The idea that black citizens who vote Democrat only do so out of blind allegiance is condescendingly and fundamentally racist. Black votes swung from Republican to Democrat after the racist fallout from the Great Mississippi Flood and Republican President Calvin Coolidge and then-Secretary of Commerce Herbert Hoover. Black communities along the riverside were flooded to reduce pressure on the levees and the masses of displaced blacks were forced into work for rations under the armed surveillance of the National Guard and bigoted planters, which lead to waves of violence against those blacks. Then came the civil-rights movement under Democratic President Lyndon B. Johnson, and Republican President Richard Nixon’s subsequent “Southern Strategy,” which sought to convert Southern Democrats from blue to red by appealing to racism against blacks—or promoting “states’ rights” and opposing civil rights.
And in the generations since, several black activists, politicos and pundits have been critical of the Democratic Party on both a national and local level. But the Republican Party, meanwhile, enjoys a relationship with the white working class that often looks like pure devotion—born of xenophobic and racist manipulations that have pushed certain Americans to the right. Ever since the civil-rights movement, Democrats have failed to win the white vote.
Pointing out the destructive and exploitative history of the Democratic Party’s failings with Black America isn’t the same as making a convincing argument for why promoting “conservative values” isn’t just the same kind of counterintuitive hysteria that informed the Southern Strategy. By exploiting white Americans’ feelings of misplaced anger and victimization, and by playing on white Americans’ beliefs of what they are most entitled to, conservatives have effectively gotten them to vote against their own interests for generations.
W.E.B. Du Bois theorized that working-class Southern white Americans were ignorantly complicit in their own civil and economic marginalization—forfeiting any true political leverage for perceived societal gains associated with their whiteness. On the failure of white workers to unite with their black counterparts, he wrote that “the white group of laborers, while they received a low wage, were compensated in part by a sort of public and psychological wage. They were given public deference and titles of courtesy because they were white.”
This generation of black conservatives is deeply invested in buying into that same idea of Americanness that has led disenfranchised white folks to vote red. That they’ve grabbed on to that identity with both hands says so much about how they see Black America; if you can convince some upwardly mobile black people that they are both special and that their community is one that simply “can’t get its act together,” it’s not a stretch to see how they can embrace the ideals of a party that panders to their false sense of exceptionalism while finger-wagging their own people.
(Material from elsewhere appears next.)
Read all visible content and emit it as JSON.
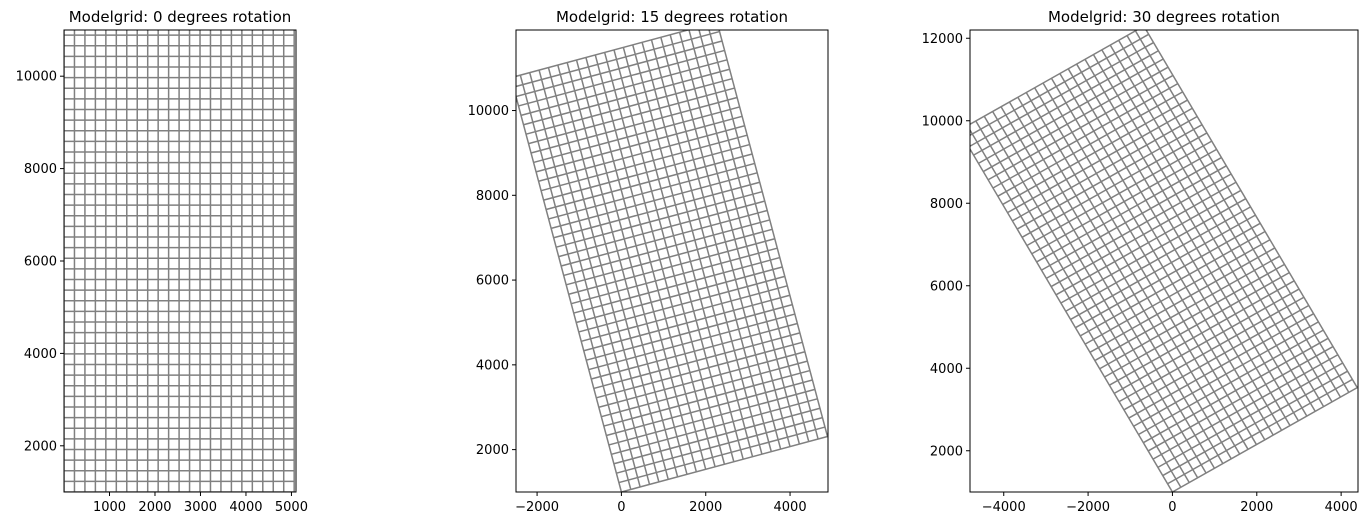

The American white elitist believes they are entitled to a certain America—and the black neoconservatives want in. They conveniently ignore that this house was never meant to include them in any equitable way.
Kanye West may want to “distance himself” from politics now that Trump is making outrageous promises to remove birthright citizenship and his sneakers experienced a dropoff in sales. Candace Owens may cheer the fortitude of black conservatives as Ferguson activists still grapple with the fallout from 2014. Their allegiances can’t be forgotten and shouldn’t be dismissed. West made his position clear out of his own mouth too many times this year for him to suddenly walk all of it back. Owens and her ilk aren’t going anywhere. There is no iron-clad allegiance to the Democratic Party or anything else that has so obviously been a mixed bag for black Americans, but there is also something perversely ignorant in believing that this administration—with a birther at its head who has supported racist policies on a broad (DACA) and localized (stop-and-frisk) scale—has any vested interest in anything beyond black faces for political leverage and media manipulation.
Disillusionment with Barack Obama is a poor excuse for getting in bed with Donald Trump, and frustration with the left has never meant the right isn’t wrong.